Another disappointment of course. When I’ll leave India, the India that we see today so mysterious and unique and different, will no longer be.
So if you’ve had so many disappointments you must be full of regrets…
No. I’d do it all over again. I feel highly enriched. I am not speaking of money, but of course experiences. I’ve seen some things that certainly no longer exist today. Deleted by the tourism industry, which, if I could, I would abolish. Having a passport should be a privilege. I always think how nice it had to be in the times when one travelled with a business card and with someone’s recommendation. Today, however, everyone claims to know everything. There is such a poisoning of information that results in everyone having the impression of having understood everything and, in truth, this feeds a terrible ignorance. So, journalism has become a profession in which I feel like a white rhino, an endangered species: they should put me in the red book. Once upon a time it made sense: you went where others didn’t go. Today, wherever you go, everyone goes. I wonder if they do it with the same com/ passion that was part of our job, which was a way of life, the only one that seemed possible to me. I tried to be a lawyer in Florence and I was bored to death. I tried to be a director of Olivetti and I was ashamed to walk around with a tie, saying “I’m Dr Terzani.” I invented the only profession that I was capable of sustaining. And maybe it still has a sense, despite the television that transmits images in color of events to which I will reach only several hours later, when I can say something that the camera does not capture. In Kobe, after the earthquake, I did a piece explaining how the Japanese, with their highly disciplined attitude prevented me from being moved by their misery. Readers have sent me faxes to thank me for helping them to understand. Things like this give me the strength to continue.
I agree with your position on the great evils caused by mass tourism, but I think ours is a too elitist attitude …
Sure. I’m not ashamed to say it.
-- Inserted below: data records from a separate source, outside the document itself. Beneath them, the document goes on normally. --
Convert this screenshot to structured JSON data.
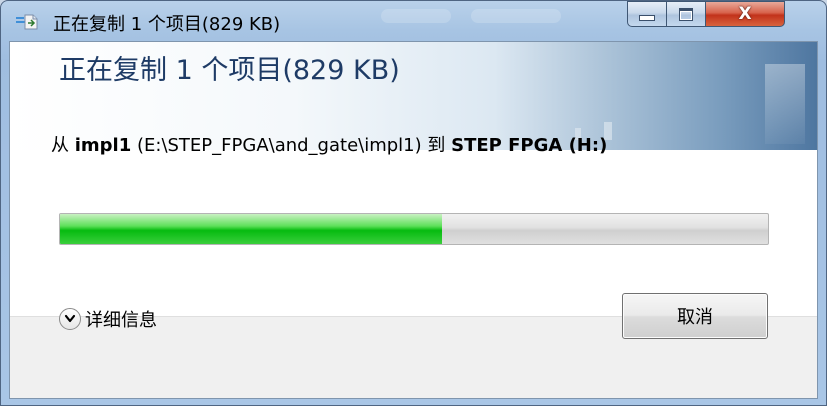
{
  "window": {
    "title": "正在复制 1 个项目(829 KB)",
    "close_glyph": "X"
  },
  "header": {
    "title": "正在复制 1 个项目(829 KB)"
  },
  "copy": {
    "from_word": "从",
    "source_name": "impl1",
    "source_path": "(E:\\STEP_FPGA\\and_gate\\impl1)",
    "to_word": "到",
    "destination": "STEP FPGA (H:)"
  },
  "progress": {
    "fraction": 0.54
  },
  "footer": {
    "details_label": "详细信息",
    "cancel_label": "取消"
  },
  "colors": {
    "progress_green": "#06bb10",
    "header_text": "#1e3b66",
    "close_red": "#c2321b"
  }
}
I am paid to do what other people pay for. A huge privilege. That sometimes costs, like when I was just about to be killed. However, it is clear that we are an elite. An elite, in addition, that, in a democratic way, is disappearing because democracy, against whom now I write crazy pieces from the mountain tops, flattens everything. Democracy made sense when in a square in Athens there was a vote for whether to go to war against Sparta or not, and whoever voted to go to war then they went. To risk one’s life. Today one votes a symbol or whatever some underdog standing on a crate of oranges says he wants to do in the world, without you even understanding why the world is so complicated. And the most terrible thing is that today just because one has to be voted, only the mediocre are voted for. Only mediocrity emerges. If one had some great ideas, which must be such to be unpopular, one would never be elected. So, democracy is the praise of mediocrity.
Who would you let travel then?
Those who can’t do anything else. Those for whom a journey is a mission…
Well, you know the travel industry is also a source of employment for many…
It’s one of the most disastrous, because it not only destroys culture, but it destroys countries. The indifference of the video has scraped away the magic in things. But, in truth, think about it, did not even our buildings and our churches lose some of their mystique having been scratched by billions of people?